8 thoughts on “But the evidence is right there – right there! – in front of you.”

  1. I’ll give it a go….

    “We’re a large and powerful organization who is owed a lot of favours by politicians whom we supported to pass this idiocy…er…essential reform to a crumbling, third world medical system. Government now has all the power. Let the Rent Seeking begin!!”

  2. Classic con game. Almost everyone who plays eventually gets screwed. Some of the players play because they think that they can gain an advantage by cooperating with the con artist against other players, or because they think that they can outsmart the con artist. In most cases they are wrong. The best strategy in the long run is probably to avoid playing.

  3. Jonathan:

    Yes, that’s what I thought, too. I guess I don’t like the attitude being projected that the AMA represents physicians, and that the only way to improve health care is to argue about reimbursement rates. Physicians and hospitals are absolutely a part of the problem – a huge part of the problem. Looking inward does not seem to be a strength of our profession….

    – Madhu

  4. It was the AMA that cooperated (actually competed for the contract) with Harvard School of Public Health scholar Hsiao to develop the Resource Based Relative Value Scale. This innovation introduced the labor theory of value to the pricing of medical services. The actual intent, and the way it was sold to AMA members, was it devalued complex surgical procedures. The internal medicine societies supported it on the theory that the additional funds freed up by stiffing surgeons would be available to increase primary care payment. Of course, this turned out about like Obamacare is turning out. The insurance companies quickly followed Medicare’s lead on the fee schedule.

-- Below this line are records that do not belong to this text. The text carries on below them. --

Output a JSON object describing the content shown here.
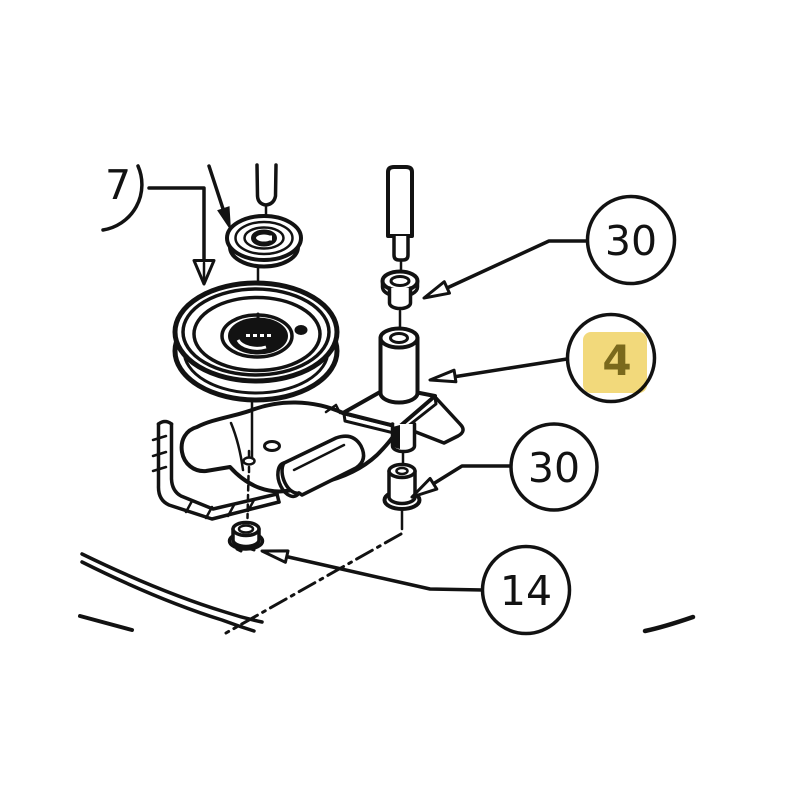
{
  "diagram": {
    "type": "exploded-parts-diagram",
    "background_color": "#ffffff",
    "line_color": "#121212",
    "highlight": {
      "fill": "#f2d97b",
      "text_color": "#7a691c"
    },
    "callouts": {
      "c7": {
        "label": "7",
        "highlighted": false
      },
      "c30_top": {
        "label": "30",
        "highlighted": false
      },
      "c4": {
        "label": "4",
        "highlighted": true
      },
      "c30_bottom": {
        "label": "30",
        "highlighted": false
      },
      "c14": {
        "label": "14",
        "highlighted": false
      }
    }
  }
}
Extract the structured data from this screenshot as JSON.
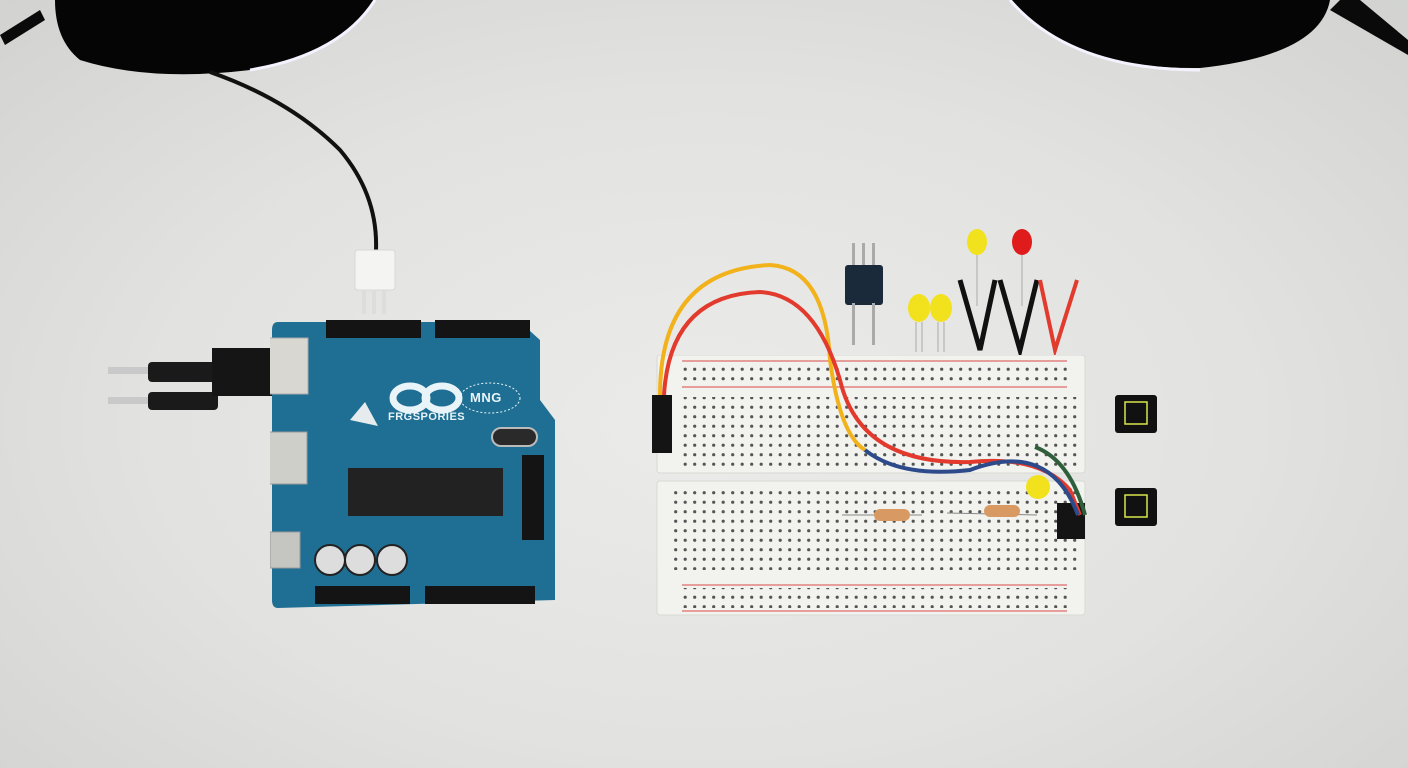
{
  "scene": {
    "description": "Top-down photo of an Arduino-style board beside a solderless breadboard with components",
    "background_color": "#e4e4e2"
  },
  "lamps": [
    {
      "name": "left-desk-lamp",
      "color": "#050505"
    },
    {
      "name": "right-desk-lamp",
      "color": "#050505"
    }
  ],
  "arduino": {
    "board_color": "#1f6f94",
    "brand_text": "FRGSPORIES",
    "badge_text": "MNG",
    "logo": "infinity-logo",
    "connectors": [
      "usb-b-port",
      "barrel-jack",
      "usb-c-port"
    ],
    "capacitors": 3,
    "chip": "dip-microcontroller"
  },
  "cables": {
    "usb_plugs": 2,
    "top_connector_color": "#f4f4f2",
    "cable_color": "#111111"
  },
  "breadboard": {
    "color": "#f2f2ef",
    "rail_color": "#d84a4a",
    "wires": [
      {
        "color": "#f2b21b",
        "name": "yellow-jumper"
      },
      {
        "color": "#e23a2c",
        "name": "red-jumper"
      },
      {
        "color": "#2d4a8a",
        "name": "blue-jumper"
      },
      {
        "color": "#2f5f3a",
        "name": "green-jumper"
      }
    ],
    "resistors": 2
  },
  "components": {
    "leds": [
      {
        "color": "#f2e21e",
        "name": "yellow-led"
      },
      {
        "color": "#f2e21e",
        "name": "yellow-led"
      },
      {
        "color": "#f2e21e",
        "name": "yellow-led"
      },
      {
        "color": "#e01b1b",
        "name": "red-led"
      },
      {
        "color": "#f2e21e",
        "name": "yellow-led-on-board"
      }
    ],
    "ic_module": "8-pin-module",
    "display_modules": 2,
    "bent_wires": [
      "black",
      "black",
      "red"
    ]
  }
}
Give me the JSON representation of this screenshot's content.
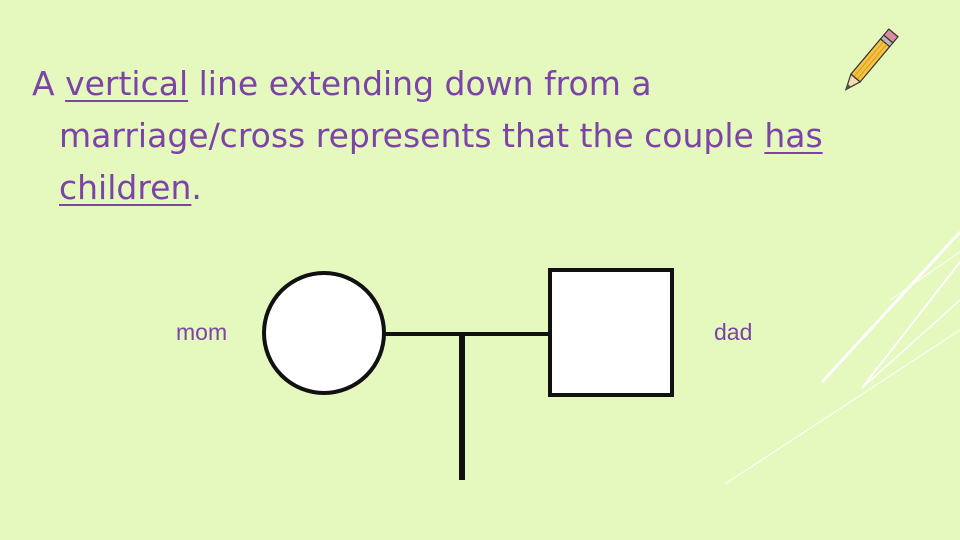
{
  "text": {
    "seg1": "A ",
    "seg2": "vertical",
    "seg3": " line extending down from a",
    "seg4": "marriage/cross represents that the couple ",
    "seg5": "has",
    "seg6": "children",
    "seg7": "."
  },
  "labels": {
    "mom": "mom",
    "dad": "dad"
  },
  "colors": {
    "background": "#e5f8bd",
    "text": "#7b44a6",
    "lines": "#111111"
  },
  "icons": {
    "pencil": "pencil-icon"
  }
}
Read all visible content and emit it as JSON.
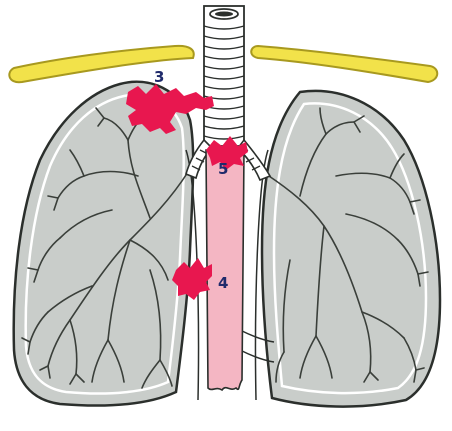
{
  "labels": {
    "marker_3": "3",
    "marker_4": "4",
    "marker_5": "5"
  },
  "colors": {
    "lung_fill": "#c9cdca",
    "lung_outline": "#2b2f2c",
    "bronchi_stroke": "#3a3f3a",
    "clavicle_fill": "#f2e24a",
    "clavicle_outline": "#a8991f",
    "trachea_fill": "#ffffff",
    "esophagus_fill": "#f4b6c3",
    "lesion_fill": "#e8174f",
    "label_color": "#1f2a6b"
  }
}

    I believe the real purpose was to discourage surgeons from the more difficult and complex procedures.

    Everybody lost out, of course, and the real costs of Medicare were not the rare complex surgery. A couple of years later, I was at a vascular surgery meeting where the medical director of the Ochsner Clinic made an announcement. Ochsner had the best results in the world on aneurysms of the aortic arch, an extremely difficult operation. Vascular and heart surgeons had been referring those cases they could to Ochsner and he said they had decided they would have to refuse referrals because the clinic lost $250,000 per case.

    The AMA began the trend to rationing. I should add that those aortic arch aneurysm cases were usually not in the elderly as surgeons would not recommend such a big operation in the aged.

  5. Michael Kennedy: Physicians, and the hospital system, have a lot to do with the mess of health care. I guess as long as salaries were high and the times were good, there was no need to try and advocate for something better.

    And here, I am being unfair to my own profession. But I will say this: I think that the medical schools should introduce a more robust curriculum in certain areas – medical economics and all that. Are there schools that do such a thing?

    Finally, I remember, anecdotally and likely completely inaccurate, a faculty member telling me all about how the basic 88305 – charge for a biopsy – was decided on in pathology. A standard endometrial biopsy was decided to be the basic type of biopsy and it was argued that an expert would likely take less time performing an 88305 than a generalist pathologist. “Hey wait,” I remember saying, “but we specialists could take more time or less, depending on the type of problem we are being asked to solve and diagnose!”

    I’ll have to talk to the former collegue, again, and get the scoop on the real story.

    – Madhu

  6. Also, I can’t help thinking about how our haphazard health care system has grown, and how it supports the idea that government often spends a good chunk of its time solving problems it initially created!